車に乗り込むと、いつも無口な少女が私に話しかけてきた。
「まつり、がっこう、いける?」
「行けるように私は手続きをするよ」
少女は少し頬を染めた。喜んでいるようだ。
「区役所はもう閉まってしまうので、あとは月曜日になりますね。早めに手続きをして少しでも通学が出来るようにしましょう。ゆきさんは無戸籍で両親がいませんし、親戚の方もいないようですから、手続きをどんどん進めてしまいましょう」
「ありがとうございます。ゆきちゃんはそれまでうちで勉強を教えておきます」
「まつりさんは負担になりませんか? 児童養護施設に入所するという方法もありますよ」
「別になりません。私が出張の時はベビーシッターを雇いますし、仕事が始まったら家庭教師をつけさせようと考えています」
「そうですか」
そこで車を運転していた警察官がバックミラー越しに私を見た。
「まつりさん。もう少しゆきさんのお話を伺いたいのですが……警視庁までご同行願いますか?」
「ゆきちゃん、警視庁まで付き合ってって、お姉さんが言ってるよ。どうする?」
「つかまえない?」
「うん、ゆきちゃんは保護の対象だからね」
「なら、いく」
「ではちょっとお時間をお借りしますね。

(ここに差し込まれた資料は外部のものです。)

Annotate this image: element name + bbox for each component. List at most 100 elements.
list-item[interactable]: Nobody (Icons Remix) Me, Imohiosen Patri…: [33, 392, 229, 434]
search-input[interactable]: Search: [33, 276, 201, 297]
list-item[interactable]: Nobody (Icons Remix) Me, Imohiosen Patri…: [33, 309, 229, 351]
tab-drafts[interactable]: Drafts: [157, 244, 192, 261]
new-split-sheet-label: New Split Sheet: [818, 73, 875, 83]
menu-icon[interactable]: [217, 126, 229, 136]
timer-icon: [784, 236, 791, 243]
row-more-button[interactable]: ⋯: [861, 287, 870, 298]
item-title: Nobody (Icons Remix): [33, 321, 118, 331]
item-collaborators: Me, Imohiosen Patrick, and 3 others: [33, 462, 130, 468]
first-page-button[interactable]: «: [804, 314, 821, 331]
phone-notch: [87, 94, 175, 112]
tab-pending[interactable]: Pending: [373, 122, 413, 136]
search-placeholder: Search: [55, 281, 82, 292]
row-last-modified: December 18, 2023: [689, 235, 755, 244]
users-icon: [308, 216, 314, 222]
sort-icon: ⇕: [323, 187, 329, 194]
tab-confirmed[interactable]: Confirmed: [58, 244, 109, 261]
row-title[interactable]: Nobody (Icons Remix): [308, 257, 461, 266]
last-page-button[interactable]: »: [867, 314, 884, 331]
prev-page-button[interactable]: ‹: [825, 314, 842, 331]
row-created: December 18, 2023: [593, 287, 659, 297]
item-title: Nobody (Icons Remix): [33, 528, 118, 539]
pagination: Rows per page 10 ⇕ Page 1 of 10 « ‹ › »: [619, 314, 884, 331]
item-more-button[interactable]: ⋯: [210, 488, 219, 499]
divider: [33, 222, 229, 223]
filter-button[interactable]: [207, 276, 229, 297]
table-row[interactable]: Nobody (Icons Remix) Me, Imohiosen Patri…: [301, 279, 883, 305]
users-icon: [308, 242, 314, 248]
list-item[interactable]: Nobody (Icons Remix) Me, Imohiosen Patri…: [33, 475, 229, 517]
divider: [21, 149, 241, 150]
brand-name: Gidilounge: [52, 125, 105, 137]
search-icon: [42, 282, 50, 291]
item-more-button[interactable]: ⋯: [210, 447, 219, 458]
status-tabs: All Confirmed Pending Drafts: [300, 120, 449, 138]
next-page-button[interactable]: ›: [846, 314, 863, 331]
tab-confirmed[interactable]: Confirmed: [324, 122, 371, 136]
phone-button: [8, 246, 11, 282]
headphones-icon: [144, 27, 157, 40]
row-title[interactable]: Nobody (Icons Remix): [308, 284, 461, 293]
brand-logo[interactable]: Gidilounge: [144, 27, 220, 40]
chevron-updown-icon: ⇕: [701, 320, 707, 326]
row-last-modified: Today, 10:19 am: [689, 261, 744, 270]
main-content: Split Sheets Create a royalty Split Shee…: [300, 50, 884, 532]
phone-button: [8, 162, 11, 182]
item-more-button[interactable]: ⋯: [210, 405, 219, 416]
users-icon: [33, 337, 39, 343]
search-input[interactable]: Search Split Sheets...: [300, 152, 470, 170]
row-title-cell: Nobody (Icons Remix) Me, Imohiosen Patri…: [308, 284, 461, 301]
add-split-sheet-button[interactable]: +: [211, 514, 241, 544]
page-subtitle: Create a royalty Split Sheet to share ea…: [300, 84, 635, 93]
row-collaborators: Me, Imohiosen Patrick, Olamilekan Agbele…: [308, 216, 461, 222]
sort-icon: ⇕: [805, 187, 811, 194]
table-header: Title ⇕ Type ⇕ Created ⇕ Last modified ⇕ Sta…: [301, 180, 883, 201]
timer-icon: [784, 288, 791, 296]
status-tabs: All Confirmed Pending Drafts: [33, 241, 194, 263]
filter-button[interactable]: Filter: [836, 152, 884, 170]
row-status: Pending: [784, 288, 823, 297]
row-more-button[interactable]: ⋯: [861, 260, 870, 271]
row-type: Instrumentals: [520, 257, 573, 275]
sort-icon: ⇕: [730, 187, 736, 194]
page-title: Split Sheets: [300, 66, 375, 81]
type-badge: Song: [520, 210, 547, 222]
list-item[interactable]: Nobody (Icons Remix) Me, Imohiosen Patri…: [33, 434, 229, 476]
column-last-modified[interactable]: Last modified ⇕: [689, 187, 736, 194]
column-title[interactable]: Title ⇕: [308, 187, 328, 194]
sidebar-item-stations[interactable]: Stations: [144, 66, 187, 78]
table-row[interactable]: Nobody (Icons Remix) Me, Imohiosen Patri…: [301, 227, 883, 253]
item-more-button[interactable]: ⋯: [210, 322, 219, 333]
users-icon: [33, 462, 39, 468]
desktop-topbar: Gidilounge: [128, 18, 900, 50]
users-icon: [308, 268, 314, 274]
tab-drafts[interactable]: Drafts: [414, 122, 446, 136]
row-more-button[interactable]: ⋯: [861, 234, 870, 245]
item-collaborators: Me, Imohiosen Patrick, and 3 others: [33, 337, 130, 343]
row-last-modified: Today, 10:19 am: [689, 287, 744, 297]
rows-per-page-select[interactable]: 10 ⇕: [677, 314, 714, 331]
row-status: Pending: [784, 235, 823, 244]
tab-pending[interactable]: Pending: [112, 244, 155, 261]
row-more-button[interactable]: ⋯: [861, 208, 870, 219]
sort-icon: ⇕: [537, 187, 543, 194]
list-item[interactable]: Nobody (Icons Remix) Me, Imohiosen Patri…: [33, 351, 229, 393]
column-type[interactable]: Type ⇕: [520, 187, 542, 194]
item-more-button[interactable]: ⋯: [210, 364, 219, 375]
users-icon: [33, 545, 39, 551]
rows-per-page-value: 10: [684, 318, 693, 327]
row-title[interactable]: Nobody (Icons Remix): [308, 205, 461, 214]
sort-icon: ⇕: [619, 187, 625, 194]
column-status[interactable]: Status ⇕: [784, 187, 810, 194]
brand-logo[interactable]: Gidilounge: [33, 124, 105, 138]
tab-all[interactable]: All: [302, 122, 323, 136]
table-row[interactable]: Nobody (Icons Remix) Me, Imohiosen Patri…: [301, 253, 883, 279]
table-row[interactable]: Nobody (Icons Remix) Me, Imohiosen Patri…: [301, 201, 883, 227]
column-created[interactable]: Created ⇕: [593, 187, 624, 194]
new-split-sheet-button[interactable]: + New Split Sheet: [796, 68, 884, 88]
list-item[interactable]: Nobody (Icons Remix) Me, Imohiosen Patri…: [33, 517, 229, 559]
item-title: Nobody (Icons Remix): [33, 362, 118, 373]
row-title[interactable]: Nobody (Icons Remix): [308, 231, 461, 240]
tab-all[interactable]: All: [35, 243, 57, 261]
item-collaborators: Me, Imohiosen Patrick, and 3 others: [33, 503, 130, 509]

まずは新宿区役所に寄って、それから警視庁へ向かいましょう」
新宿区役所に着いた車は係員を降ろし、また出発した。
「ちょっとお時間掛かります」
「はい」
車の中で黙っているのも暇なので、私は少女に質問した。
「ゆきちゃんは練馬から歩いて歌舞伎町へ来たけど、いつもはどうしてたの?」
「ママがおみせとけいやくしているときはボーイさんがむかえにきてくれた。あとはでんしゃできた」
「後で本屋さんに行くけど、どういう本が欲しいかな? 漢字の本とか、算数の本とか……」
「かんじ! がっこうへいくの?」
少女は黒い瞳を輝かせながら私を見た。
「中学校は三ヶ月しか通えないけど、今はフリースクールも塾も通信教育も家庭教師もあるし、家庭教師を探したり、本を読んで勉強して……高校は行けるかな?」
「大学検定試験を受けて、大学へ行く方法もありますよ」
警察官が話しかけてきた。
「だいがくけんていしけん……まつり、だいがくってなに?」
「小学校、中学校、高校、大学……中学校の上の上だよ」
「こうこうは?」
「うーん、高校に行けるようになるかな。どこか、高校も通えるように探してみようか」
「がっこう……たくさんあるんだね」
少女は黒い瞳をきらきらと輝かせた。